Post-Mastectomy Radiotherapy
Chest wall radiotherapy is similar to whole breast radiotherapy with a few significant differences:
- The lack of a breast makes clinical markup a bit trickier. The normal contralateral breast, if present, can be used as a guide. Alternatively, 2 cm below the 6th intercostal space can be used as this is the normal inferior extent of breast tissue.
- Bolus should be applied to the chest wall to ensure adequate skin dosage. 0.5 cm is typically used. The extent of bolus depends on consultant and there is no consensus - either the entire chest wall is covered, or simply a region over the mastectomy scar (usually 3 cm distant). Skin reaction should be brisk but not cause treatment interruption.
- The standard dose is 50 Gy in 25 fractions; there is no evidence for the use of hypofractionated techniques.
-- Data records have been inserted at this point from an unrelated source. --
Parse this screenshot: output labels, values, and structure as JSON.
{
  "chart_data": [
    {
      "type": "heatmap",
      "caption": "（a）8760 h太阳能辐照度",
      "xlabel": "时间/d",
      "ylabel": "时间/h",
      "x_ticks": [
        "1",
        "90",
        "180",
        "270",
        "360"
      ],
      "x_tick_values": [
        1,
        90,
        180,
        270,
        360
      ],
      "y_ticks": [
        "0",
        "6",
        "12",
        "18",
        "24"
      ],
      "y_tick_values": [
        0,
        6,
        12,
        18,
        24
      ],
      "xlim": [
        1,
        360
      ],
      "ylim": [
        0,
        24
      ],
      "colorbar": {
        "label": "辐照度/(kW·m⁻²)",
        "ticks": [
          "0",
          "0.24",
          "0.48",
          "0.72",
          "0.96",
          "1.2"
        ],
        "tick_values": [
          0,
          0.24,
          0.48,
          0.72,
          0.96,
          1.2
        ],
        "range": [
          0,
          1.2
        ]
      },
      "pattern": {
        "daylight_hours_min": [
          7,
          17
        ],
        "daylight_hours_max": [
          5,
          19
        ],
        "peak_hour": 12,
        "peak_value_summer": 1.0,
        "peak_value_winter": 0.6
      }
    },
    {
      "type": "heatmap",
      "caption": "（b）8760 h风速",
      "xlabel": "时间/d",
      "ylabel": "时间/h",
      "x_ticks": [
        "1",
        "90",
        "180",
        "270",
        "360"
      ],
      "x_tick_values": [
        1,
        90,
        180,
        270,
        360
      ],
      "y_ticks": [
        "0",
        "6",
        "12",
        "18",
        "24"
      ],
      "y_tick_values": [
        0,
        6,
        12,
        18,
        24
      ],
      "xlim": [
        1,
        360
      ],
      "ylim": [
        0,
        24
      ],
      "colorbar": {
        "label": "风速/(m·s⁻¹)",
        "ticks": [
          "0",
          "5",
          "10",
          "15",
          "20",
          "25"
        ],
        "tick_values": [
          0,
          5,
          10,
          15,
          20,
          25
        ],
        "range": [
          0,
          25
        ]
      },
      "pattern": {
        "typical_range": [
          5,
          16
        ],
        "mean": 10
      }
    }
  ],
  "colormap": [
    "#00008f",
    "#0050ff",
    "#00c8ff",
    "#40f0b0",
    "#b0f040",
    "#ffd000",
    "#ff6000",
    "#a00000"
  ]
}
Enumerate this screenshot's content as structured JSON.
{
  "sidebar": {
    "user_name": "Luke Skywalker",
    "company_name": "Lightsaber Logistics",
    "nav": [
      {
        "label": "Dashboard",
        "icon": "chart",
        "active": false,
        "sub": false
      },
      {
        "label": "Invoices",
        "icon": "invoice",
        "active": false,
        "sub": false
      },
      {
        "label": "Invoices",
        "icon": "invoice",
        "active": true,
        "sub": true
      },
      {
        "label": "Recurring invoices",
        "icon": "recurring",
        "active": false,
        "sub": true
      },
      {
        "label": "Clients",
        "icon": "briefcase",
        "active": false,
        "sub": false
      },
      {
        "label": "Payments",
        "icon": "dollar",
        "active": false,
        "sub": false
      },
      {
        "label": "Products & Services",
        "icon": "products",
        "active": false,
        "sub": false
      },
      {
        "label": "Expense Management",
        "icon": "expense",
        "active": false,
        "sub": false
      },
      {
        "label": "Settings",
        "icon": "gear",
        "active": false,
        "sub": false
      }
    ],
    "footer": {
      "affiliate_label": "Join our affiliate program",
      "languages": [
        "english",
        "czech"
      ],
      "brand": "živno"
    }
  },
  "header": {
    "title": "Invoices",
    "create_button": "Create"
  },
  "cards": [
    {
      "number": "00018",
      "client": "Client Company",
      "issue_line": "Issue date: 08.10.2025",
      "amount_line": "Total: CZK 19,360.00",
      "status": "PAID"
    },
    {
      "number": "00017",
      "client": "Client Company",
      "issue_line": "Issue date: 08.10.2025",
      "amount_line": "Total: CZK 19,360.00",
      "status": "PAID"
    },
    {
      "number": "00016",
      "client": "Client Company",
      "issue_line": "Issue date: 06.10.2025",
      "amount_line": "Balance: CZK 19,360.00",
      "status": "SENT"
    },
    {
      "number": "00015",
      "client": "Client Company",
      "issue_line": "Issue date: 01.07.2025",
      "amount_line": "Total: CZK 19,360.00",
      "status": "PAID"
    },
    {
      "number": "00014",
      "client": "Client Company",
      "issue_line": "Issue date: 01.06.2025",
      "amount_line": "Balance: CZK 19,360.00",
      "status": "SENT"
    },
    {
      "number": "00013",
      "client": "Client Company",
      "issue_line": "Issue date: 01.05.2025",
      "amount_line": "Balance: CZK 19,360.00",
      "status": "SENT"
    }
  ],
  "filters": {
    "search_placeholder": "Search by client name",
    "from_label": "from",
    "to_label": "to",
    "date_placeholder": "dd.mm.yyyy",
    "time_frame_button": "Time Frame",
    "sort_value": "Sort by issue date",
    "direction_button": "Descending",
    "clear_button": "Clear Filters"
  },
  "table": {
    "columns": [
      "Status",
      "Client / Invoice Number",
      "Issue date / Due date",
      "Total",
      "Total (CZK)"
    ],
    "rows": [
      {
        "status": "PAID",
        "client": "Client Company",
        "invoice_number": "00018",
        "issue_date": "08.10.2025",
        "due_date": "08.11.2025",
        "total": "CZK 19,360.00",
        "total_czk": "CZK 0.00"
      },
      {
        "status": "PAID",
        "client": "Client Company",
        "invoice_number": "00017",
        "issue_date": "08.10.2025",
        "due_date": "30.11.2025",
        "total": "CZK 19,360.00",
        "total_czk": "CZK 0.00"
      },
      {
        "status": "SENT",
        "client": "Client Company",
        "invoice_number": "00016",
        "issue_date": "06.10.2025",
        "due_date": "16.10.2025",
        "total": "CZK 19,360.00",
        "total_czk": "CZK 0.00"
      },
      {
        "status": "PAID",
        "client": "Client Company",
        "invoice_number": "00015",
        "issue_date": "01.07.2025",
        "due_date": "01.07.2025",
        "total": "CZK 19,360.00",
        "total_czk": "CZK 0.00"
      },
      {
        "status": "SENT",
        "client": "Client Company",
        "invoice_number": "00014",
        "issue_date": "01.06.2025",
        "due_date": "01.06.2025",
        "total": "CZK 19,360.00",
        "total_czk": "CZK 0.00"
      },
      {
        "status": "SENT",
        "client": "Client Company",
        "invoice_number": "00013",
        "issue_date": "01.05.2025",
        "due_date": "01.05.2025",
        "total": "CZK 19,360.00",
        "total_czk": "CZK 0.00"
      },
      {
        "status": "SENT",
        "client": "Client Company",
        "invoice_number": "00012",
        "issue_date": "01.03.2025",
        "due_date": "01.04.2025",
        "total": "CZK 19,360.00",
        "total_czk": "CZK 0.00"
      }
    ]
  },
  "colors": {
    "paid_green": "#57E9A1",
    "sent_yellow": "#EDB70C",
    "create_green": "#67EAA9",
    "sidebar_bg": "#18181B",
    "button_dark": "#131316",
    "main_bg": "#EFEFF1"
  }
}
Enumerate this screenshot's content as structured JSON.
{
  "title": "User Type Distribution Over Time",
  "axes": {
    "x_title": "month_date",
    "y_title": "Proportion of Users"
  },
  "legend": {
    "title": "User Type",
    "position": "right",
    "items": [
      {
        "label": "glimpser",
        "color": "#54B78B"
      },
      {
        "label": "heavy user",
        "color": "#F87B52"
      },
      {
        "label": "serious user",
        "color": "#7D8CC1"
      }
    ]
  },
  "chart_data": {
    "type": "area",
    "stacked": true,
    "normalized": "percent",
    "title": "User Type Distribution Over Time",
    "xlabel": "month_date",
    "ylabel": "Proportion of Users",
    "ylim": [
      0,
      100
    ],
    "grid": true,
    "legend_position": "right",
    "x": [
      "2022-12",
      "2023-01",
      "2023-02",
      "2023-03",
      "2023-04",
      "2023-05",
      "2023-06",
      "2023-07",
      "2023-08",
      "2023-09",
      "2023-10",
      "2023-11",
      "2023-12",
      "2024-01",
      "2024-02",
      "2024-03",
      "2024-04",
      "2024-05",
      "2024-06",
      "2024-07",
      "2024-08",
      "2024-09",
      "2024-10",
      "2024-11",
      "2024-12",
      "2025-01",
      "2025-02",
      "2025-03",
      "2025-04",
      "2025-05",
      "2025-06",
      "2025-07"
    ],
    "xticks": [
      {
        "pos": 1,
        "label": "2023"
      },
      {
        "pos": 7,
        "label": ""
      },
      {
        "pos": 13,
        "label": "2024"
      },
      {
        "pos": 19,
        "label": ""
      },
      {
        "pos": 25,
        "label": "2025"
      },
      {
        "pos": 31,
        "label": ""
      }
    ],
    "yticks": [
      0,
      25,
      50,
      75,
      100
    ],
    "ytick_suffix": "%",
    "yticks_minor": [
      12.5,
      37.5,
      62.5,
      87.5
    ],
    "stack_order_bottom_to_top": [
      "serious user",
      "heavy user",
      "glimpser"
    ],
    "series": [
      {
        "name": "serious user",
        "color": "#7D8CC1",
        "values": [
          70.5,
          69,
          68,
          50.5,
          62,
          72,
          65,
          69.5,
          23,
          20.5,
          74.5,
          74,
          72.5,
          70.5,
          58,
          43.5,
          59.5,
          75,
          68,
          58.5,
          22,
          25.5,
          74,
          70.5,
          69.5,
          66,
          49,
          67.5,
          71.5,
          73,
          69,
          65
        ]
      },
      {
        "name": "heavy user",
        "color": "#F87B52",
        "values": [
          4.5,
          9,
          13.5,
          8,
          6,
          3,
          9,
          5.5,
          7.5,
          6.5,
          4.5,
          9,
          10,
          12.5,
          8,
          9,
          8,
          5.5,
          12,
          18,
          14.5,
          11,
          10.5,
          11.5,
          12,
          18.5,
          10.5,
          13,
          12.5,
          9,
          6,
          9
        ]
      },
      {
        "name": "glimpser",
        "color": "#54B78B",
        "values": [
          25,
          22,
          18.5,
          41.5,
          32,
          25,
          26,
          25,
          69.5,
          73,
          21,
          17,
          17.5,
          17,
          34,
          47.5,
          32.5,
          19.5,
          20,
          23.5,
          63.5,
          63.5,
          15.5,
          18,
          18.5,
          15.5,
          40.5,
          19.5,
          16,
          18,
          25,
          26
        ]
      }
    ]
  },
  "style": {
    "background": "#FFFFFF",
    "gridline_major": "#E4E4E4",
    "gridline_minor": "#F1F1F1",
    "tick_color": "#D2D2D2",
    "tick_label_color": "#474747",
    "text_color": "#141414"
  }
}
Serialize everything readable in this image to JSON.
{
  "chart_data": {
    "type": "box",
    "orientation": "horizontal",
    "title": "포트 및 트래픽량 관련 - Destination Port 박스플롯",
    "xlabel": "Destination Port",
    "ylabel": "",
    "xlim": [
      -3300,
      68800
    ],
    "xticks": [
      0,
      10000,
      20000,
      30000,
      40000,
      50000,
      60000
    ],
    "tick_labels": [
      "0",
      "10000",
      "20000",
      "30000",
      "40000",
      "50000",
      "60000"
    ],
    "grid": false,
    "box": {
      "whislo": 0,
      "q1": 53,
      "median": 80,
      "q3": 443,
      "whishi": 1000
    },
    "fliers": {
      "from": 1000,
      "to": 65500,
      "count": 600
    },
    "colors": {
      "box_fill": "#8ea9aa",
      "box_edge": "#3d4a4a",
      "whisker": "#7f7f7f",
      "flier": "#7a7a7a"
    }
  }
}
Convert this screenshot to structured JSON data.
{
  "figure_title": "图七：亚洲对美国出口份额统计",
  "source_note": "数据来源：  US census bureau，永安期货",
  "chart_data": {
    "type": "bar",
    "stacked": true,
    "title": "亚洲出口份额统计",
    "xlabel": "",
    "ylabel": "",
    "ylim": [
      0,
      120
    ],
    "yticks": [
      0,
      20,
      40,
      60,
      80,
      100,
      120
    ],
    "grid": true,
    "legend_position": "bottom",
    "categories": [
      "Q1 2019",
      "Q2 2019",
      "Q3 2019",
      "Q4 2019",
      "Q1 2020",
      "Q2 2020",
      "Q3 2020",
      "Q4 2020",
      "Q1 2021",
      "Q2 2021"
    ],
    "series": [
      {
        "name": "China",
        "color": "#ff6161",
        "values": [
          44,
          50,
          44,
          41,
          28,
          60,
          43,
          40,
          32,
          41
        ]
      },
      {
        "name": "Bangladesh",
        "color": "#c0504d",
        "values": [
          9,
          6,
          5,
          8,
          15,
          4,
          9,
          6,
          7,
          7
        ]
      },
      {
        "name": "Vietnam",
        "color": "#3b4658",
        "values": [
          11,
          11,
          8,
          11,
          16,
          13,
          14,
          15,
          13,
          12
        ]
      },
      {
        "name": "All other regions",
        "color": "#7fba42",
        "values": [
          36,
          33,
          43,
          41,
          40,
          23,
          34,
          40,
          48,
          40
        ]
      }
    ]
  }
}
- Immediate reconstruction before radiotherapy is a bad idea; there is evidence of significantly poorer outcomes particularly with implants rather than autologous tissue reconstruction. Reconstruction can also causes difficulties in planning. Avoid.
- Implant reconstruction after radiation is also problematic due to reduced tissue complicance. Ideally patients should have a delayed autologous tissue reconstruction.